Scoprirlo, sarà compito vostro, cari lettori. Posso solo rassicurarvi, dicendovi di non preoccuparvi, perché la scrittura e la storia stessa si sono dimostrate talmente scorrevoli da non presentare alcuna fatica in lettura, se non quella di staccare gli occhi dal libro, ogni tanto.

Una nuova fotografia della Svezia moderna, dopo quella scattata a suo tempo da Stieg Larsson con la trilogia Millenium che, se da un lato ci mostra uno spaccato multiculturale molto ampio, composto da svedesi, arabi, africani e vi dicendo che cercano di trovare i punti in comune di una civile convivenza e integrazione, dall’altro punta l’attenzione su ciò che non si vorrebbe mostrare.

Diseguaglianze, preconcetti e ancora peggio, ci mostra come gruppi estremisti vedano in queste persone, null’altro se non nemici da combattere ed eliminare.

L’autore, con il progredire dell’indagine ci mostra come la Svezia abbia in qualche modo tentato di coprire la parte più nera di sé e, abbia altrettanto fatto vedere come oramai, vi sia fin troppo da nascondere sotto il tappeto e di come, molti non siano più disposti, altresì, a farlo. E meno male.

Sarebbero bastati un pizzico di amore e tolleranza in più. Ma il mondo non sembrava progredire in quel senso.

Linn, la protagonista, affronterà un percorso interiore, vivendo in modo molto combattuto questo grande cambiamento della sua vita e, nel corso dell’indagine, facendo una conoscenza più approfondita dei due detective incaricati del caso, inizierà a rendersi conto che forse ciò che faceva era giusto sul fronte morale, ma sbagliato sul versante dei metodi. Però, è sempre difficile cambiare veramente.

Una collaborazione proficua, che anche nei detective porterà ad una rivalutazione della stessa studentessa, trasformandola ai loro occhi, da “pena inflitta” da subire, a preziosa risorsa da seguire e proteggere.

Era come se il passato fosse tornato a tormentarla. Storie che credeva sepolte, che appartenevano a un’altra vita.”

Jonsson è andato a segno, a mio parere, avendo aperto un nuovo varco orientato verso il nord Europa, riuscendo nel tentativo di far “convivere” un thriller popolato da un serial killer terribilmente malato e, al contempo, intessendo una trama ben più ampia che assolutamente non si chiuderà qui.

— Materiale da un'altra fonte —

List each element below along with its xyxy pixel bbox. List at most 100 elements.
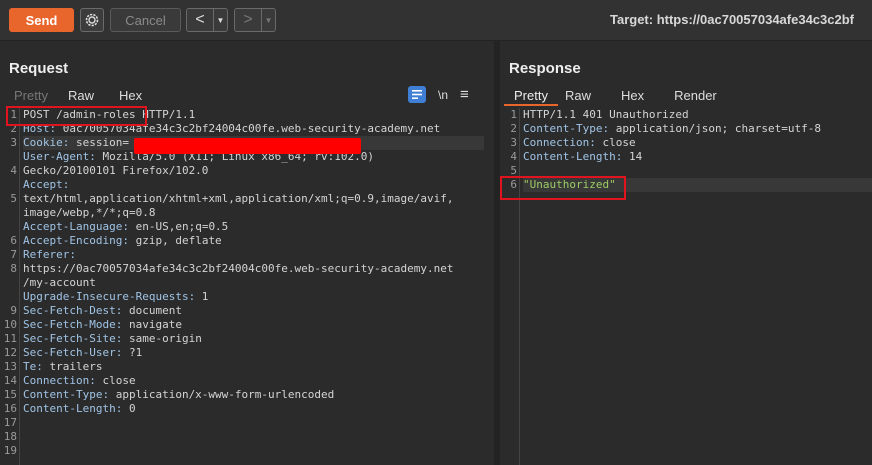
- header-name: Cookie:: [23, 136, 70, 149]
- toolbar: Send Cancel < ▼ > ▼ Target: https://0ac7…: [0, 0, 872, 41]
- code-line: Connection: close: [523, 136, 872, 150]
- header-value: 0: [122, 402, 136, 415]
- gear-icon: [85, 13, 99, 27]
- line-number: 4: [510, 150, 517, 163]
- editor-menu-icon[interactable]: ≡: [460, 86, 469, 103]
- header-name: Content-Type:: [23, 388, 110, 401]
- line-number: 15: [3, 388, 17, 401]
- header-name: Accept-Language:: [23, 220, 129, 233]
- tab-response-hex[interactable]: Hex: [621, 84, 644, 106]
- header-name: Sec-Fetch-User:: [23, 346, 123, 359]
- line-number: 17: [3, 416, 17, 429]
- line-number: 16: [3, 402, 17, 415]
- response-body-highlight-box: [500, 176, 626, 200]
- header-name: Accept:: [23, 178, 70, 191]
- header-value: navigate: [122, 318, 182, 331]
- code-line: Content-Type: application/x-www-form-url…: [23, 388, 484, 402]
- code-line: Referer:: [23, 248, 484, 262]
- header-value: application/json; charset=utf-8: [609, 122, 822, 135]
- line-number: 13: [3, 360, 17, 373]
- request-editor-tools: \n ≡: [408, 86, 469, 103]
- response-gutter: 123456: [500, 108, 520, 465]
- code-line: Sec-Fetch-Mode: navigate: [23, 318, 484, 332]
- line-number: [0, 220, 19, 234]
- line-number: 9: [10, 304, 17, 317]
- line-number: 19: [3, 444, 17, 457]
- cancel-button[interactable]: Cancel: [110, 8, 181, 32]
- response-editor[interactable]: 123456 HTTP/1.1 401 Unauthorized Content-…: [500, 108, 872, 465]
- code-line: text/html,application/xhtml+xml,applicat…: [23, 192, 484, 206]
- code-line: https://0ac70057034afe34c3c2bf24004c00fe…: [23, 262, 484, 276]
- line-number: 12: [3, 346, 17, 359]
- header-value: 1: [195, 290, 209, 303]
- line-number: [0, 178, 19, 192]
- session-redaction-bar: [134, 138, 361, 154]
- code-line: Gecko/20100101 Firefox/102.0: [23, 164, 484, 178]
- header-value: https://0ac70057034afe34c3c2bf24004c00fe…: [23, 262, 454, 275]
- header-value: 14: [622, 150, 643, 163]
- code-line: image/webp,*/*;q=0.8: [23, 206, 484, 220]
- code-line: Te: trailers: [23, 360, 484, 374]
- code-line: Sec-Fetch-Site: same-origin: [23, 332, 484, 346]
- line-number: 4: [10, 164, 17, 177]
- code-line: HTTP/1.1 401 Unauthorized: [523, 108, 872, 122]
- send-button[interactable]: Send: [9, 8, 74, 32]
- back-button[interactable]: <: [187, 9, 213, 31]
- target-url[interactable]: Target: https://0ac70057034afe34c3c2bf: [610, 12, 854, 27]
- code-line: Upgrade-Insecure-Requests: 1: [23, 290, 484, 304]
- code-line: Accept:: [23, 178, 484, 192]
- header-name: Te:: [23, 360, 43, 373]
- tab-request-raw[interactable]: Raw: [68, 84, 94, 106]
- header-value: trailers: [42, 360, 103, 373]
- header-name: Accept-Encoding:: [23, 234, 129, 247]
- tab-response-render[interactable]: Render: [674, 84, 717, 106]
- header-value: close: [95, 374, 136, 387]
- line-number: [0, 276, 19, 290]
- request-line-highlight-box: [6, 106, 147, 126]
- line-number: 3: [510, 136, 517, 149]
- back-nav: < ▼: [186, 8, 228, 32]
- header-value: session=: [69, 136, 129, 149]
- line-number: [0, 290, 19, 304]
- newline-toggle[interactable]: \n: [438, 88, 448, 102]
- wrap-lines-icon: [412, 90, 422, 99]
- line-number: [0, 150, 19, 164]
- back-dropdown-icon[interactable]: ▼: [213, 9, 227, 31]
- header-name: Content-Length:: [523, 150, 623, 163]
- settings-button[interactable]: [80, 8, 104, 32]
- header-value: image/webp,*/*;q=0.8: [23, 206, 156, 219]
- header-value: /my-account: [23, 276, 96, 289]
- header-value: same-origin: [122, 332, 202, 345]
- tab-response-pretty[interactable]: Pretty: [504, 84, 558, 106]
- wrap-lines-button[interactable]: [408, 86, 426, 103]
- code-line: Accept-Encoding: gzip, deflate: [23, 234, 484, 248]
- header-value: ?1: [122, 346, 143, 359]
- code-line: Sec-Fetch-User: ?1: [23, 346, 484, 360]
- code-line: Sec-Fetch-Dest: document: [23, 304, 484, 318]
- tab-response-raw[interactable]: Raw: [565, 84, 591, 106]
- header-value: en-US,en;q=0.5: [128, 220, 229, 233]
- line-number: 3: [10, 136, 17, 149]
- tab-request-pretty[interactable]: Pretty: [14, 84, 48, 106]
- line-number: 2: [510, 122, 517, 135]
- header-name: Sec-Fetch-Site:: [23, 332, 123, 345]
- header-value: gzip, deflate: [128, 234, 222, 247]
- line-number: 1: [510, 108, 517, 121]
- request-title: Request: [9, 60, 69, 77]
- line-number: [0, 206, 19, 220]
- request-code[interactable]: POST /admin-roles HTTP/1.1 Host: 0ac70057…: [23, 108, 484, 444]
- line-number: 11: [3, 332, 17, 345]
- request-editor[interactable]: 1 2 3 4 5 6 7 8 9 10 11 12 13 14 15 16 17 18 19 POST /admi…: [0, 108, 494, 465]
- header-name: Content-Type:: [523, 122, 610, 135]
- line-number: 5: [10, 192, 17, 205]
- forward-dropdown-icon[interactable]: ▼: [261, 9, 275, 31]
- code-line: /my-account: [23, 276, 484, 290]
- header-value: application/x-www-form-urlencoded: [109, 388, 335, 401]
- forward-button[interactable]: >: [235, 9, 261, 31]
- code-line: Connection: close: [23, 374, 484, 388]
- header-name: Referer:: [23, 248, 76, 261]
- tab-request-hex[interactable]: Hex: [119, 84, 142, 106]
- header-name: Connection:: [23, 374, 96, 387]
- header-value: document: [122, 304, 182, 317]
- header-value: close: [595, 136, 636, 149]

In un romanzo dai toni forti, ma dove non viene mai a mancare l’imprevisto che fa rallentare il ritmo, l’autore riporta sotto i riflettori la società scandinava dove il multiculturalismo, appare ancora come anche in altri stati Italia compresa, di difficile “digestione” per molti e dove, gruppi estremamente organizzati tentano ancora oggi di far cadere tutti i tentativi di integrazione.

Un libro dalla trama ben costruita, una storia di intrecci inseriti ad arte e un contenuto di forte impatto emotivo per ciò che concerne ideologie e riflessioni davanti a cui ci pone.

Una bomba.

Un grande esordio, che spero si traduca nel seguito che io fin da quando ho esaurito le pagine del libro, sto aspettando con impazienza.

Buona lettura!

  

 

Magnus Jonsson


Vive a Stoccolma, lavora come insegnante di liceo e ama lo skateboard nel tempo libero. L’uomo che giocava con le bambole” (Piemme – 2021) è il suo romanzo d’esordio, il primo de La trilogia dell’odio, che ha venduto solo in Svezia più di 100.000 copie.